S'agissant de l'intégration de la définition de la discrimination raciale dans la législation interne, M. Avelar a indiqué que le Secrétariat à l'intégration sociale prévoyait à moyen terme le lancement d'une initiative législative visant l'incorporation, dans le droit interne, d'une définition qui soit conforme aux termes de la Convention. Le représentant a souligné qu'en attendant, dans la pratique, la définition de la discrimination a été élargie.

Par ailleurs, une commission de l'Assemblée législative est saisie d'une proposition de réforme constitutionnelle soumise par la chambre permanente du Bureau du Procureur pour la défense des droits de l'homme qui stipule notamment que «les peuples autochtones sont des peuples originaires des terres qui forment le territoire salvadorien et qu'ils ont donc le droit de développer leurs formes propres d'organisation sociale, politique et économique, leurs cultures, usages et coutumes, leurs langues et religions, ainsi que leurs territoires qui, ancestralement et traditionnellement leur correspondent conformément à leur vision cosmologique».

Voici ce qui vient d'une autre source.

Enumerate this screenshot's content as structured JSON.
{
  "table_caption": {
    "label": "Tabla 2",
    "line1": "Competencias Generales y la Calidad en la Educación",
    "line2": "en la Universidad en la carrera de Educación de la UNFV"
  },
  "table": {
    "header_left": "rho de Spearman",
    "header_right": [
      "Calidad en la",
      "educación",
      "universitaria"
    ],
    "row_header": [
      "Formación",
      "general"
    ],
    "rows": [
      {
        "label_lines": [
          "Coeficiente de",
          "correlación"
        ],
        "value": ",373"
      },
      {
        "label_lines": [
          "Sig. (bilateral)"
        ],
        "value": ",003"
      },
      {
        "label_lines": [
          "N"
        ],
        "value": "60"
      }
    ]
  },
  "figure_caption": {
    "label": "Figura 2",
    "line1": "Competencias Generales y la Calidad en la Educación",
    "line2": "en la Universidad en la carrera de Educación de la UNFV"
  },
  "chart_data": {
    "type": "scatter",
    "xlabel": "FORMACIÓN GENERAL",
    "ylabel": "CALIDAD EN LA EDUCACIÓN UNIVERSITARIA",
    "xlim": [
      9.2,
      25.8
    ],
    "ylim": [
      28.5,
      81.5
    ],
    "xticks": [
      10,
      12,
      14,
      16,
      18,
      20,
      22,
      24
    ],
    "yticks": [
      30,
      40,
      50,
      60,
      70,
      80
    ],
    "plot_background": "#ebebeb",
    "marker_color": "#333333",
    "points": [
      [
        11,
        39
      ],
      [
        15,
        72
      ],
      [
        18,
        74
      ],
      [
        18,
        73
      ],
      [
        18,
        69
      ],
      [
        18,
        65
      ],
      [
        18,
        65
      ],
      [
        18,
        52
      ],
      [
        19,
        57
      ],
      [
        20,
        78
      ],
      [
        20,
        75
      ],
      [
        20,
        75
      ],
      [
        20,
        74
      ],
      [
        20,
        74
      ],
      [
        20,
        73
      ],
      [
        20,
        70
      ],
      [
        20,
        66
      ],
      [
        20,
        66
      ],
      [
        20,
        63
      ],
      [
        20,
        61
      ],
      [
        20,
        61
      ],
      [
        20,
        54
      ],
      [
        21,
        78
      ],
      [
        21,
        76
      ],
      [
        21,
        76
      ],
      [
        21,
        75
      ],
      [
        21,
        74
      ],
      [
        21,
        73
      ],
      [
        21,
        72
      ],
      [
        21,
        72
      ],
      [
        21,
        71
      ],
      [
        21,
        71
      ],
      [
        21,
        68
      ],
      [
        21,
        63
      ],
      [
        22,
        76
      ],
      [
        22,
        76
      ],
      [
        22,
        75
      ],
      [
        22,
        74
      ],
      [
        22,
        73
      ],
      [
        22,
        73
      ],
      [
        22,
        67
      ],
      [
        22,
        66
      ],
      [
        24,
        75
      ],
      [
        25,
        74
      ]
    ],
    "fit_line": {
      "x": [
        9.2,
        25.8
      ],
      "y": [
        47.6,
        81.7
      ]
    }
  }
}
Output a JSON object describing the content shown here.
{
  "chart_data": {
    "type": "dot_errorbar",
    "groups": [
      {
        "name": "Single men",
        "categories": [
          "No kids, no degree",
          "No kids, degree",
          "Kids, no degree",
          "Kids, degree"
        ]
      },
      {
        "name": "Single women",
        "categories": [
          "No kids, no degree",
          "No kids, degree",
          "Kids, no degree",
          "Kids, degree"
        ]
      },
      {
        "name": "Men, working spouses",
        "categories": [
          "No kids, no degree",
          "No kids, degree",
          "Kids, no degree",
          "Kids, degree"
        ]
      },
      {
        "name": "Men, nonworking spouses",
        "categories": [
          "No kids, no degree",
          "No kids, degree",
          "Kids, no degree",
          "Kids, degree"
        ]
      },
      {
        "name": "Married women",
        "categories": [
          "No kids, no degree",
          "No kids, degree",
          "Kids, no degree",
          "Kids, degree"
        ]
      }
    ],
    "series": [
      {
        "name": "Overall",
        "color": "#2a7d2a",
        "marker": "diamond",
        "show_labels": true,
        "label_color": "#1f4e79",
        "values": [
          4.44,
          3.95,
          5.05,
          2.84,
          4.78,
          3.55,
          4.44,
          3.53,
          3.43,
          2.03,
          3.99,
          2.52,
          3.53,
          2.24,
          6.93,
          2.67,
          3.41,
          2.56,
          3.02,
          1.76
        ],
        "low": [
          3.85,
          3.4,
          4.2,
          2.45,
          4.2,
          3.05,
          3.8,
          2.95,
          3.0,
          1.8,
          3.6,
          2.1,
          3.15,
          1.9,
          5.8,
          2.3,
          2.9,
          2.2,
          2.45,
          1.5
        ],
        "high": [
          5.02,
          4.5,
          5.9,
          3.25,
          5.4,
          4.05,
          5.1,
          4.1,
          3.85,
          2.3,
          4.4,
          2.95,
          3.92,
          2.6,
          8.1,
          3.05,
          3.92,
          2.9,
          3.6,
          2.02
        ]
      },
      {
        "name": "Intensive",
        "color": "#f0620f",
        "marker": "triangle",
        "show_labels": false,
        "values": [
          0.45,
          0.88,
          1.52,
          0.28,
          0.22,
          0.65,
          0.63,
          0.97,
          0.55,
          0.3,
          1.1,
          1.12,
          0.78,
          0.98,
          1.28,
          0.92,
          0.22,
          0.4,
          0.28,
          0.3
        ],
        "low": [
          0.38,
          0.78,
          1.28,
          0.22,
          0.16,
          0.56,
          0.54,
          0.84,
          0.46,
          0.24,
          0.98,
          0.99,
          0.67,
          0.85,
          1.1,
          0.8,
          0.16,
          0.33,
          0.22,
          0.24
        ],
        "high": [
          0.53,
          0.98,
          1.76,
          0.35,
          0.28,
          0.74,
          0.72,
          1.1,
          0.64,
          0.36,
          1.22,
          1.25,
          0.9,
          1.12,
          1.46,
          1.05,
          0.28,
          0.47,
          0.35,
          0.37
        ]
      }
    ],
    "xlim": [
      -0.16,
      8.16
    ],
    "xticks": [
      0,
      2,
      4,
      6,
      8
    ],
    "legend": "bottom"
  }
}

L'État salvadorien est en train de mener un processus de consultation interne visant la reconnaissance de la compétence du Comité pour recevoir des communications en vertu de l'article 14 de la Convention, a par ailleurs indiqué M. Avelar.

M. Avelar a ensuite indiqué que la convocation du premier Congrès national autochtone est programmée pour le 12 octobre prochain; l'ordre du jour de ce Congrès s'établit sur la base de la participation des organisations autochtones et du consensus entre elles et on espère en outre la reconnaissance publique par l'État salvadorien de l'existence des peuples autochtones en El Salvador, a-t-il précisé. Il a souligné que la Direction des peuples autochtones du Secrétariat à l'intégration sociale est la plus haute autorité gouvernementale pour ce qui a trait aux peuples autochtones. À ce jour, 21 associations autochtones sont inscrites au Registre national des associations et fondations à but non lucratif, a-t-il en outre indiqué.

Pour l'Institut salvadorien de transformation agraire, les principaux critères pour l'octroi des terres sont que les personnes n'aient pas de terres et qu'elles se consacrent à la production agricole, a par ailleurs indiqué M. Avelar. Cette institution ne retient pas la condition ethnique comme critère pour l'assignation de terres, a-t-il ajouté. Il a en outre fait part de deux programmes spécifiques que le Ministère de la santé est en train de mettre en œuvre afin de promouvoir l'accès des peuples autochtones aux services de santé. Le Gouvernement salvadorien actuel conçoit la santé comme un bien public et rejette toute idée de la considérer comme une marchandise, a déclaré M. Avelar. Au nombre des actions prioritaires du Gouvernement, a-t-il ajouté, figure l'élargissement de la couverture des services de santé dans les zones rurales et dans les zones urbaines les plus fragiles socialement.

La justice est gratuite en El Salvador, a par ailleurs fait valoir M. Avelar. Il a toutefois reconnu qu'El Salvador en compte 21 056 détenus pour une capacité totale de 8110 personnes dans les institutions pénitentiaires. Cette réalité est notamment imputable à la politique dite de la main dure contre les bandes criminelles, qui pénalise les personnes qui arborent des symboles ou des signes comme moyens d'identification et qui se marquent le corps de cicatrices ou de tatouages. Dans le cadre de cette politique, deux lois contre les bandes furent successivement adoptées, a précisé M. Avelar. Le Président Funes reconnaît que la situation des bandes est un problème complexe qui plonge ses racines dans la pauvreté et l'exclusion sociale et qui requiert un traitement multidisciplinaire, a-t-il indiqué.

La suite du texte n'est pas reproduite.